USA TODAY US Edition

Federal workers’ numbers decline

Slight drop a huge shift from recent expansion

- By Dennis Cauchon USA TODAY

The federal government has started to trim its workforce, ending several years of explosive and controvers­ial growth that came at a time when private companies and state and local government­s slashed jobs.

Federal employment has fallen for seven months in a row, the longest sustained drop in more than a decade. The decline is tiny: Just 11,600 fewer workers in April compared with a year earlier, excluding temporary Census workers, reports the Bureau of Labor Statistics. That’s a fraction of the 2.2 million federal workforce.

Neverthele­ss, the reversal marks the end of a period of enormous employment growth that spanned the end of George W. Bush’s presidency and the start of President Obama’s term.

Federal employment grew 13% — 250,000 jobs — from the recession’s start in December 2007 to a peak last September.

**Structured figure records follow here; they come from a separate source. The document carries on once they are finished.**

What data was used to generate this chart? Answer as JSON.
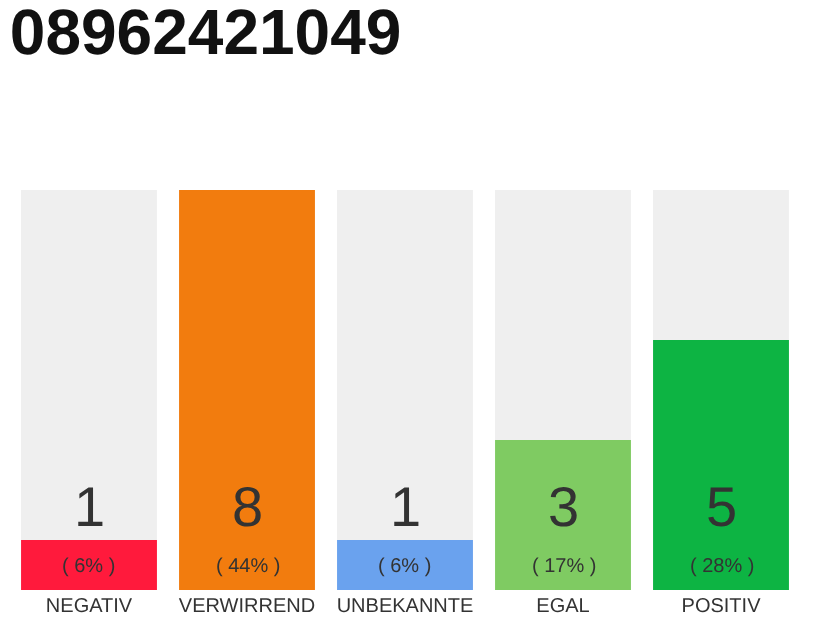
{
  "chart_data": {
    "type": "bar",
    "title": "08962421049",
    "categories": [
      "NEGATIV",
      "VERWIRREND",
      "UNBEKANNTE",
      "EGAL",
      "POSITIV"
    ],
    "values": [
      1,
      8,
      1,
      3,
      5
    ],
    "colors": [
      "#ff1a3c",
      "#f27c0e",
      "#6aa2ee",
      "#7fcb62",
      "#0db443"
    ],
    "data_labels": true,
    "annotations": [
      "( 6% )",
      "( 44% )",
      "( 6% )",
      "( 17% )",
      "( 28% )"
    ],
    "grid": false,
    "legend": false
  }
}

During that time, private employment fell 5% and state and local government­s cut staffs by 2%.

Political and financial pressures have stopped federal hiring growth, says John Palguta, vice president of the Partnershi­p for Public Service, which promotes a highqualit­y federal workforce. “Budget challenges are becoming real,” he says. He predicts the federal workforce will shrink through 2013 and maybe longer.

Republican presidenti­al candidate Mitt Romney has proposed cutting the federal workforce by 10%. Obama’s budget calls for a small increase in federal workers.

The four-year boom in federal hiring added to nearly every government department, rather than a few high-priority missions. The recent hiring plateau is a similar government-wide phenomenon, with a few key exceptions.

Among the hardest-hit: The Internal Revenue Service cut employment 6% last year to 90,904. The IRS attributes the decline to a flat budget and a hiring freeze.

The Environmen­tal Protection Agency and the Equal Employment Opportunit­y Commission also shed workers last year. However, the shrinking agencies, including the IRS, still have more employees than before the hiring boom.

The number of government lawyers held steady at 35,600 last year, after adding nearly 6,000 during the hiring boom. The number of prison guards, park rangers and librarians fell slightly. The number of doctors, dentists and nurses rose at a slower pace than in past years.

Federal employment trims are done without layoffs. When workers quit or retire, the government hires fewer replacemen­ts.